“Yes,” said Alice, beaming at her. “You drove the truck. Now do it again. It’s just repetition—like sewing. The more you do it, the less you have to think about it.”
“A friend offered to teach me once, in Newport,” Emmie confided to Alice, “but I was afraid I would take the car over a cliff.”
“Well, there aren’t any cliffs here,” said Alice. “Now I’ll show you how to back her up. . . .”
The fence, Alice assured her, had been rotten and on the verge of falling over anyway. And the Tommy she nearly hit was very nice about it and didn’t even bother to check her pass, even though he was standing there as part of a checkpoint. In fact, he seemed very eager to see them on their way.
“Oh no,” said Alice, when Emmie suggested that maybe that was a sign she shouldn’t be driving after all. “If that were the case, no one would let Red Cross Dave behind the wheel. Or Alfalfa Bill.”
Alfalfa Bill had spent two days living in the basse-cour, doing odd jobs for the Unit, after ditching his truck in the mud by the gate and declaring himself incapable of getting it out again.
“Yes, but do you think they’re really that bad at driving, or they just want Madame Gouge’s coffee?” Emmie asked seriously.
Alice shrugged. “Either way, by the end of the week, you’ll be a better driver than either of them, I promise.”

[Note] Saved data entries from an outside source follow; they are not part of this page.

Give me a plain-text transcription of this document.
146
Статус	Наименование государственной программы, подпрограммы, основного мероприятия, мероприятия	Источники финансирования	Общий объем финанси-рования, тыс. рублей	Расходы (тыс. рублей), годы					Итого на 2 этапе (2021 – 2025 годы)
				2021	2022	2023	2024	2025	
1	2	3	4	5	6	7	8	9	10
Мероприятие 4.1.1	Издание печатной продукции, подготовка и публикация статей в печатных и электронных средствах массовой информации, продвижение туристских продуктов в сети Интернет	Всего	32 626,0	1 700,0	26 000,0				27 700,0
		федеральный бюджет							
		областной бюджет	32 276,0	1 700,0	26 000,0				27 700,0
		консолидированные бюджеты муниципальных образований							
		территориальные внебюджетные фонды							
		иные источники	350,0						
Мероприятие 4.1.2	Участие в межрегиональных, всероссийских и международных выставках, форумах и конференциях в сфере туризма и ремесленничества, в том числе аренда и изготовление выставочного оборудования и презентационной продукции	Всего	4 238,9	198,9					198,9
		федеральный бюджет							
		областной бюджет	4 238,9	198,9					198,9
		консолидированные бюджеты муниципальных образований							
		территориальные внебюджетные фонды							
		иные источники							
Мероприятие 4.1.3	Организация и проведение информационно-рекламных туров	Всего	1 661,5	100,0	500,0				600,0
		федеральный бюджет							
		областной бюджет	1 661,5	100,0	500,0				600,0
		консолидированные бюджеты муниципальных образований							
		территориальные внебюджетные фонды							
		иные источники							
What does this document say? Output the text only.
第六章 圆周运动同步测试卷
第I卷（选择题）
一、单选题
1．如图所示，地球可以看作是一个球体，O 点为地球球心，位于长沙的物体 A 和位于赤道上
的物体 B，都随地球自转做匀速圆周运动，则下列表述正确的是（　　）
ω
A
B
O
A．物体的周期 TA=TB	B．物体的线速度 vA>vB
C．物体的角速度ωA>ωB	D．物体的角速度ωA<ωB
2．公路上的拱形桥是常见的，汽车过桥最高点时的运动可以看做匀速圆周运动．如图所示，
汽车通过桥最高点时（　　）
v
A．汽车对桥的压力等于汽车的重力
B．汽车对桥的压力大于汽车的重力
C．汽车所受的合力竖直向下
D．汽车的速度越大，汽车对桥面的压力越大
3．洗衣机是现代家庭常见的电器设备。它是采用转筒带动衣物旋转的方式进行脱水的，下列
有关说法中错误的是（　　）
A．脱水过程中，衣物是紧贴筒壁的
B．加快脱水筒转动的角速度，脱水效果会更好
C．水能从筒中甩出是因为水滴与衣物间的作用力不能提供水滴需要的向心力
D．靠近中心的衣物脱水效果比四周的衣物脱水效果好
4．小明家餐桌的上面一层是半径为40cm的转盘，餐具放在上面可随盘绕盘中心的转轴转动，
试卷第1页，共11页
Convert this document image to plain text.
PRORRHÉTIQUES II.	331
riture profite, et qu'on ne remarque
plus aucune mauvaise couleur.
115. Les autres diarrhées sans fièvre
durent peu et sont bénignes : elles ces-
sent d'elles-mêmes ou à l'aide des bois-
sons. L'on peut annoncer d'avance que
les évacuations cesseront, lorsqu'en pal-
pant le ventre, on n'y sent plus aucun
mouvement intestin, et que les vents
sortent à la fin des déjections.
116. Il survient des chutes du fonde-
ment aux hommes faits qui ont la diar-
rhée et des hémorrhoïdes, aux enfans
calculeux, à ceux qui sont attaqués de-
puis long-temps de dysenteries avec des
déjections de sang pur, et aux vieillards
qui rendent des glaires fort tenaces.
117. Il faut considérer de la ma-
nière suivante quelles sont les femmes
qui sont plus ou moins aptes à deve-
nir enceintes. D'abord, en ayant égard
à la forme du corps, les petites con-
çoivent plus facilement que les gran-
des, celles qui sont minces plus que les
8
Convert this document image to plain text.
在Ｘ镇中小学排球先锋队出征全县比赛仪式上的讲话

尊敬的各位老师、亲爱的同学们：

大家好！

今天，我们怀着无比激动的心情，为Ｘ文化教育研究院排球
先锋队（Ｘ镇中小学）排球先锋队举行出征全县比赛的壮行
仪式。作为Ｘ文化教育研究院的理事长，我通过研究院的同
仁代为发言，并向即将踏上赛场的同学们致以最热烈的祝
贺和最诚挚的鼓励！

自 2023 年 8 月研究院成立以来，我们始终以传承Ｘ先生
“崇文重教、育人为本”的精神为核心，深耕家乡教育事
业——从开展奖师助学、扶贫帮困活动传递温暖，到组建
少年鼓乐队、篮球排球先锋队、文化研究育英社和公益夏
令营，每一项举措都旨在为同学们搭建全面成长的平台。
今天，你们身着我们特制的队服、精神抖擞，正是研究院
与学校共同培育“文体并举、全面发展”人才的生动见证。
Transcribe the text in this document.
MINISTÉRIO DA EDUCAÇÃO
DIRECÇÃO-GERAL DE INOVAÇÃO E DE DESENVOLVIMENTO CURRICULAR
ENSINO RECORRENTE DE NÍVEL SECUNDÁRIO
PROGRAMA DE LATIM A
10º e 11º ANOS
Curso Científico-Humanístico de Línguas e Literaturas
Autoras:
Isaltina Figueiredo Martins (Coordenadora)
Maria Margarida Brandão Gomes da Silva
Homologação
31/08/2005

Emmie wasn’t sure about that, but Alice was relentless. Emmie drove on every straight stretch. She drove when they took out the store on Monday and Wednesday, distributing milk and seeds and selling the usual selection of aprons and sabots and kitchen implements. She drove when they took Nell to Canizy and Anne to Verlaines, where both were working on outfitting social centers for the villagers. She’d thought they might be nervous at driving with her, but they weren’t; they were too taken up with talking about the social centers and the various classes they intended to hold.
“I’m fitting up a corner as a dispensary,” said Nell, who had raided the Hague trunks for first-aid supplies. “Don’t you think that will be a huge help? Then the doctors don’t have to carry everything with them when they make their rounds. We can start working out of the villages instead of carrying everything on our backs like a snail. Or do I mean a turtle?”
That afternoon, Emmie managed to drive the truck through the gates and over the bridge, a feat that Dave and Bill had yet to master.
Alice gave her an approving nod. “You see? You should get Mrs. Barrett to add you to the chauffeur list.”
The chauffeur list. They depended on their chauffeurs like nothing else. The idea that she could climb into a truck and take them where they needed to go, without asking Kate or someone else to drive . . . according to Mrs. Barrett’s schedule, of course. “Won’t I need a driving license?”
“It wasn’t very hard to get one—when Kate and Julia come back, you could go to Paris and take the test. It would make such a difference having another driver.”
Emmie climbed down, lingering by the side of the truck. “Aren’t two of the new girls meant to drive? Williams and White?”
“Yes, but we can always use more. We started out with Fran and Margaret and Liza as well as me and Kate—and now look. We’re down to two of five. It really wouldn’t hurt to have an extra.”
If she left . . . but that didn’t really matter, Emmie told herself. She’d promised Kate she’d stay at least until the new people got here, and the new people showed no signs of getting here. They were all still in Paris, waiting for the British authorities to issue passes. Given the way the British felt about women in their war zone, that might be quite some time.
Florence knew how to drive, but Florence was fully occupied with the spring planting, moving from village to village on a two-day schedule to make sure the crops were put in properly with a combination of community and government effort.
The store needed to be taken out at least two times a week; the doctors needed to be driven (or would, once they had doctors again); the social workers could walk to the nearer villages, but not the farther ones, not the ones that needed help the most. And it really wouldn’t be fair leaving Alice and Kate doing all of that on their own.
She would go see Mrs. Barrett before she lost her resolve.
Unlike Kate, who was generally fifteen places at once, one always knew where to find Mrs. Barrett. She ran the Unit from the living room of the new building, which doubled as both the Unit meeting room and the director’s office.